We need to speak to each other, to make sure his life and his soul, is right with God. This beloved brother hates dark enclosed holes. He (along with everyone in society) will at one point enter that "dark hole"-- the grave of eternity for those who have physically ceased to live anymore. He will expire. His eldest brother and I, would like to make sure that he has set things right with God. I do not want him dying not sure whether he will be joining our parents whose souls are in Heaven above with God.
So I will break my vow of silence in our relationship and point blank ask him, "Have you made your peace with God?" He was Baptized as a young boy, and I know he accepted Jesus Christ as his savior. But, with his life, he has lost his sight of God. He has lost God's grace and goodness that can be his only through the Father (God), the Son (Jesus) and the Holy Spirit.
About a year or two ago, he scoffed at his daughter when she tried to speak to him about all of this. Well shortly here I will break the silence and broach the subject again. It is not too late for he and I to make amends and express a few sentiments. It is not too late for he to make amends with God and express those sentiments.
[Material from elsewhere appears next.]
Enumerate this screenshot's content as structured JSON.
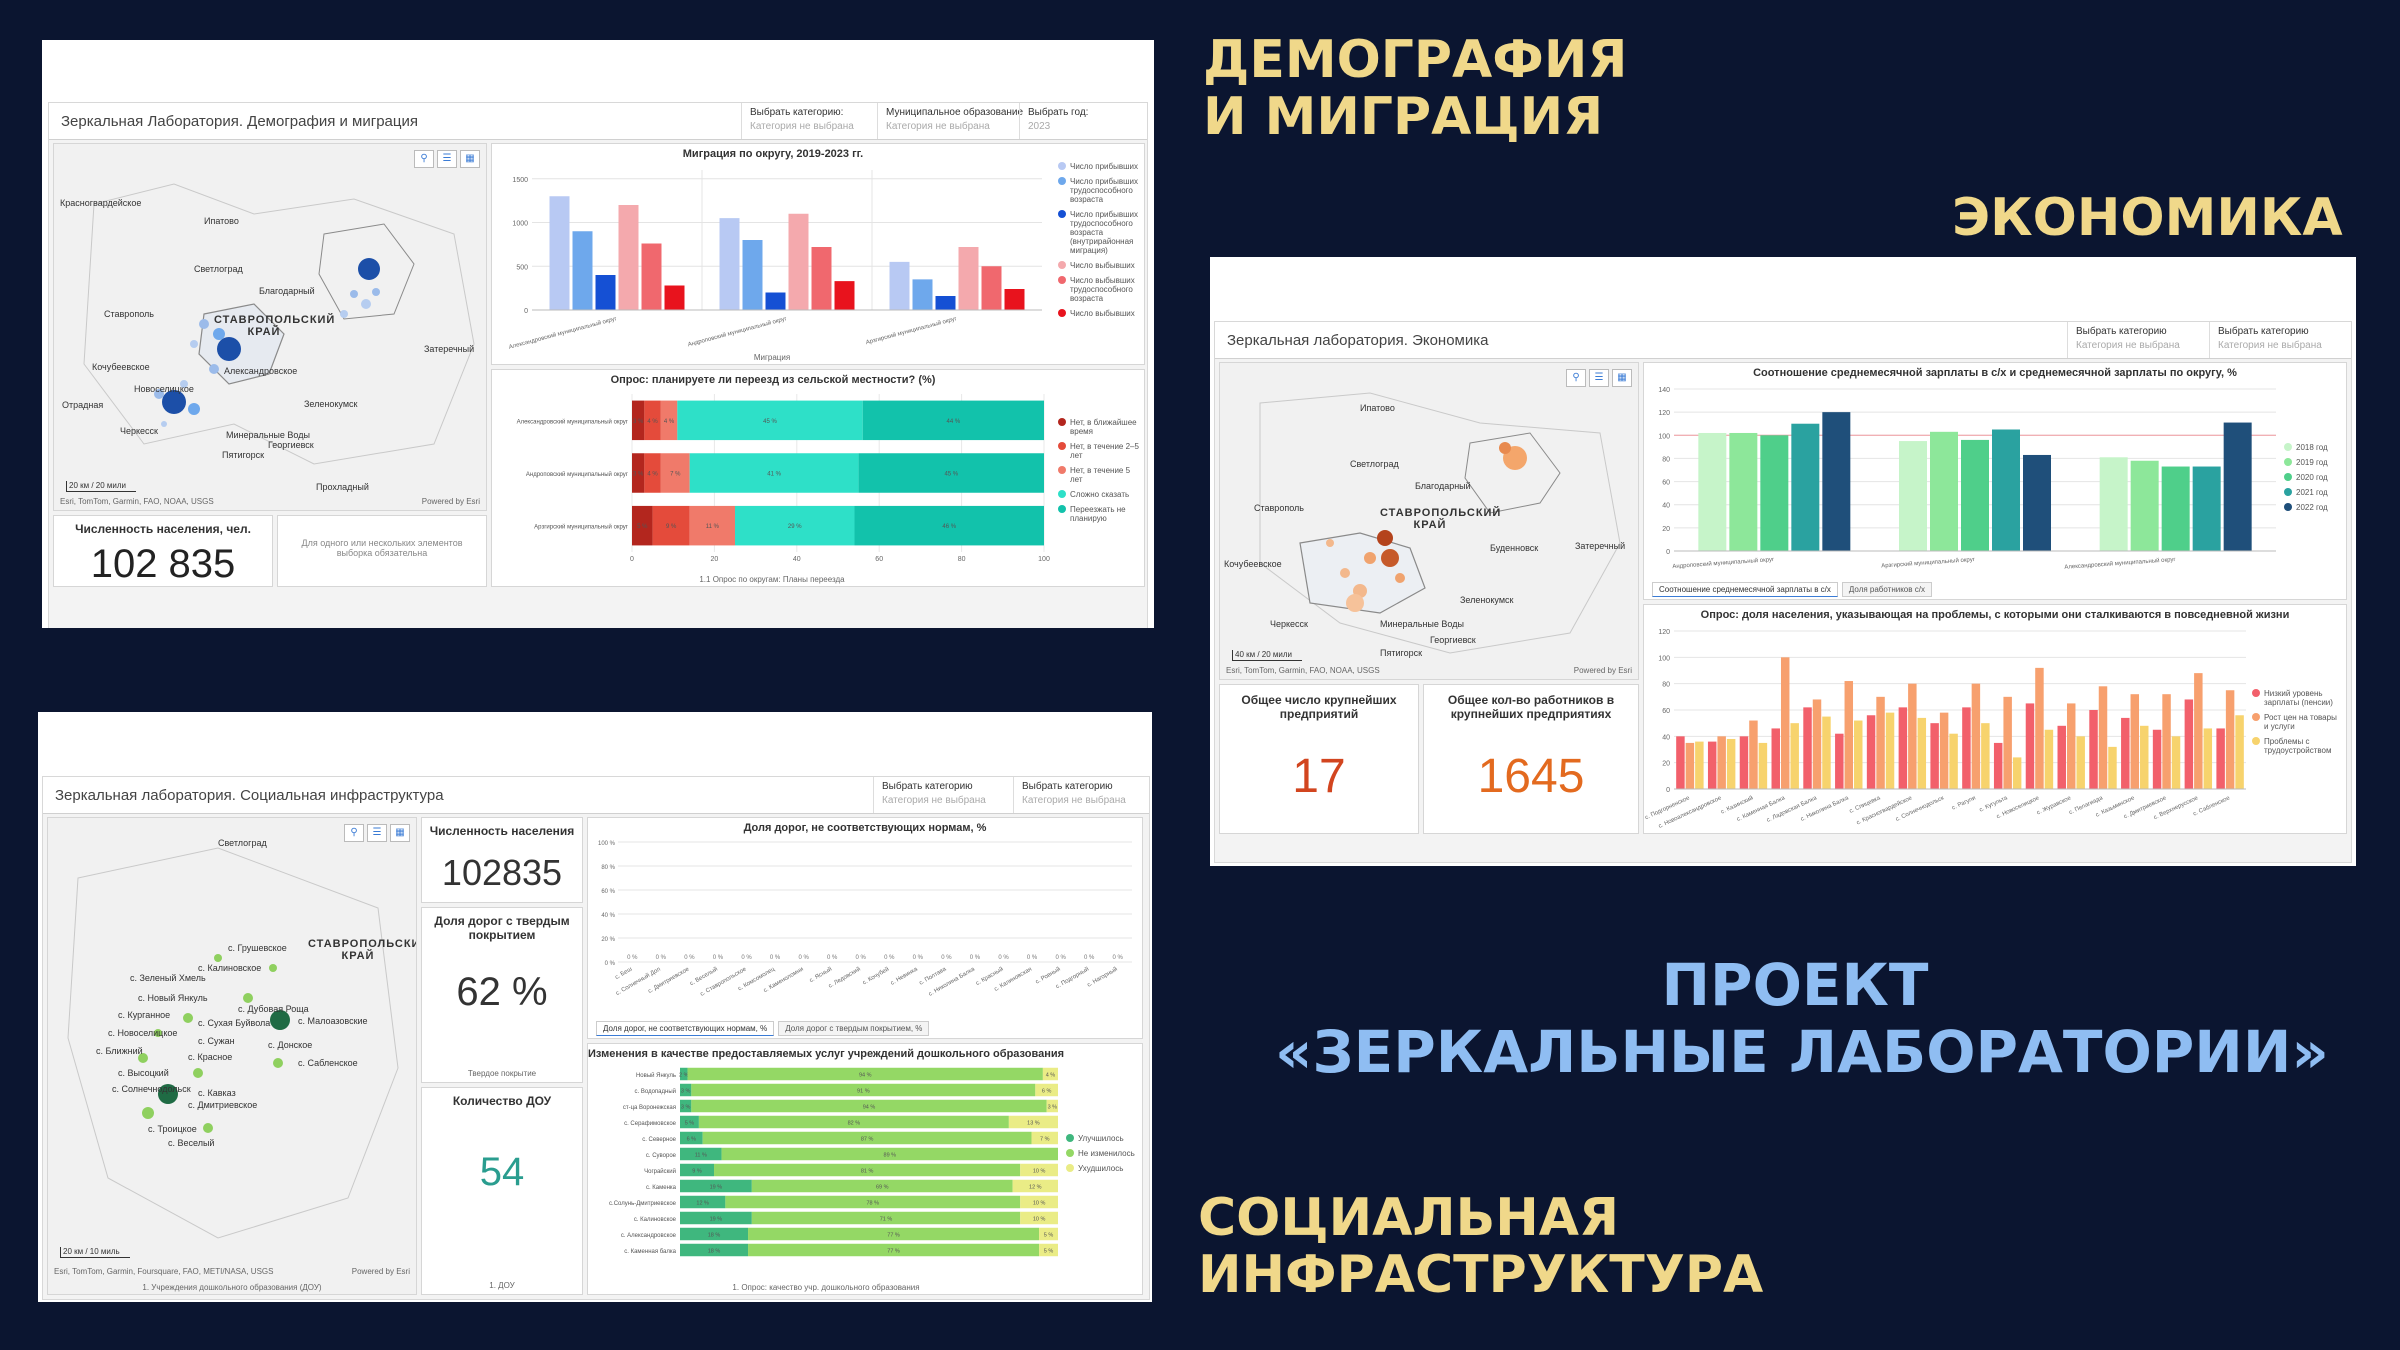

The Lord is not slack concerning his promise, as some men count slackness; but is longsuffering to us-ward, not willing that any should perish, but that all should come to repentance. 2 Peter 3.9
One of the criminals who were hanged railed at him, saying, “Are you not the Christ? Save yourself and us!” But the other rebuked him, saying, “Do you not fear God, since you are under the same sentence of condemnation? And we indeed justly; for we are receiving the due reward of our deeds; but this man has done nothing wrong.” And he said, “Jesus, remember me when you come into[a] your kingdom.” And he said to him, “Truly, I say to you, today you will be with me in Paradise.” Luke 23.39-43
With the last breath that we have left in our bodies, it is never too late to accept Jesus Christ! God did not promise us a tomorrow.